By 1878, in an agreement with the federal government, the Hampton Normal and Agricultural Institute extended its innovative education program to include Native Americans. Seventeen young captives of the 1873 Indian Wars arrived from Kiowa and Cheyenne reservations. The university program, supported by the federal government, served as an effort to assimilate the students into mainstream society. The program drew an additional 1,300 members of more than 65 tribes to Hampton over the years, until it ended in 1923.

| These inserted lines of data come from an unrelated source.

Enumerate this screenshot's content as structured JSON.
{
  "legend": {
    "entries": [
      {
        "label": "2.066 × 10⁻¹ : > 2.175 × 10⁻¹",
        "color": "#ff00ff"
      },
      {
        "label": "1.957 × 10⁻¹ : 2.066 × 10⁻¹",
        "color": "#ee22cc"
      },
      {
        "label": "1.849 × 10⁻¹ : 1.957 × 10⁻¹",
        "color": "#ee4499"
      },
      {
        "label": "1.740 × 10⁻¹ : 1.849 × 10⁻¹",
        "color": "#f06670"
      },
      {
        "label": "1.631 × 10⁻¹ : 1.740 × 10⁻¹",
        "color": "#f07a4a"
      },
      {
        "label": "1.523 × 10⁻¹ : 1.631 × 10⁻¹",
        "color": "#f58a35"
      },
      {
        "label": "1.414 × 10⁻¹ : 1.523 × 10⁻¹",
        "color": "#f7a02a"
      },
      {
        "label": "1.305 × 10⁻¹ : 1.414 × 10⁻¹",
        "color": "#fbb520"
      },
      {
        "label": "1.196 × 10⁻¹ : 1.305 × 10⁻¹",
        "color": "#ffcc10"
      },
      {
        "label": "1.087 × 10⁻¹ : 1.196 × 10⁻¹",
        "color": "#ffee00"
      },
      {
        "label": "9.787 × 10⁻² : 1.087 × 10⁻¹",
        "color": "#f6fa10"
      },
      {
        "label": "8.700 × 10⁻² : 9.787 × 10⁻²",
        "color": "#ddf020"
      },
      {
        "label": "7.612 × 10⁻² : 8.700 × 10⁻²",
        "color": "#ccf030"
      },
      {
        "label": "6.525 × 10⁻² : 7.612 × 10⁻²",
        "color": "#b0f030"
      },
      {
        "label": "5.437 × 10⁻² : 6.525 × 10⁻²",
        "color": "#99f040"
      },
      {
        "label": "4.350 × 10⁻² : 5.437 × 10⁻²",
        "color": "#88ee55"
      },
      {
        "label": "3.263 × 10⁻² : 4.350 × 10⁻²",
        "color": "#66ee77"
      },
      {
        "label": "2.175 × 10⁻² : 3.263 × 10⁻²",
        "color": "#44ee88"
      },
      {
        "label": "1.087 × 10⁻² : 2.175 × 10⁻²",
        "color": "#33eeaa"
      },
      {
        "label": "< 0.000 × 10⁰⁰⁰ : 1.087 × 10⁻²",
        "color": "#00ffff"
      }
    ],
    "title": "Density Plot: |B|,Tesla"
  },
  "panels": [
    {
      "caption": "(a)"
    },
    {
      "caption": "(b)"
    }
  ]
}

The school’s name was changed to Hampton Institute in 1930 and Hampton University in 1984.
Today, Hampton University is one of the nation’s topranked private universities and enrolls approximately 6,000 students from 50 countries. The waterfront campus contains 110 buildings, which include the following National Historic Landmarks: Academy Building (1881), Virginia-Cleveland Hall (1874), Memorial Chapel (1886), Mansion House (1828) and Wigwam Building (1878). The sixth National Historic Landmark on campus is Emancipation Oak, whose age is unknown.
(From Interstate 64, take exit 267 to Hampton University. Enter campus by turning left from William R. Harvey Way onto Norma B. Harvey Road. A security officer will provide a campus pass and directions. Suggested driving tour time for campus sites: 30 minutes. Allow additional time for stops at Emancipation Oak, Memorial Chapel, Legacy Park, Booker T. Washington Memorial Garden & Statue and Hampton University Museum.)
DRIVING TOUR, WALKING SITE, MOTORCOACH ACCESSIBLE
Reserve driving tour through Hampton University Museum at 757/727-5308. 10
SITE OF DIXIE HOSPITAL
A training school for Black nurses was established in 1890 at Hampton Normal and Agriculture Institute when one of its teachers, Alice Mabel Bacon, saw that African Americans needed formal nursing skills to tend to their families.
The 10-bed, two-ward hospital was affectionately named “Dixie,” after the horse Alice rode to visit the sick. In 1892, the Virginia General Assembly granted the school the formal title of Hampton Training School for Nurses. It was one of the earliest training schools for black nurses in the country. Dixie Hospital’s last class of nurses graduated in 1956. The location of the hospital changed several times throughout its history and the building was recently demolished. The hospital was moved to Victoria Boulevard in 1959 and became known as Hampton General Hospital in 1973. It was the precursor of Sentara Hampton, located on Coliseum Drive.
The Hampton University School of Nursing presently offers degree programs in nursing on the undergraduate, graduate and PhD levels. Hampton University has continually provided professional nursing education at the Bachelor of Science degree level since 1943. The nursing doctoral program at Hampton is the first to be fully implemented by a historically black college or university. (From William R. Harvey Way on the Hampton University campus, turn right on Queen Street.)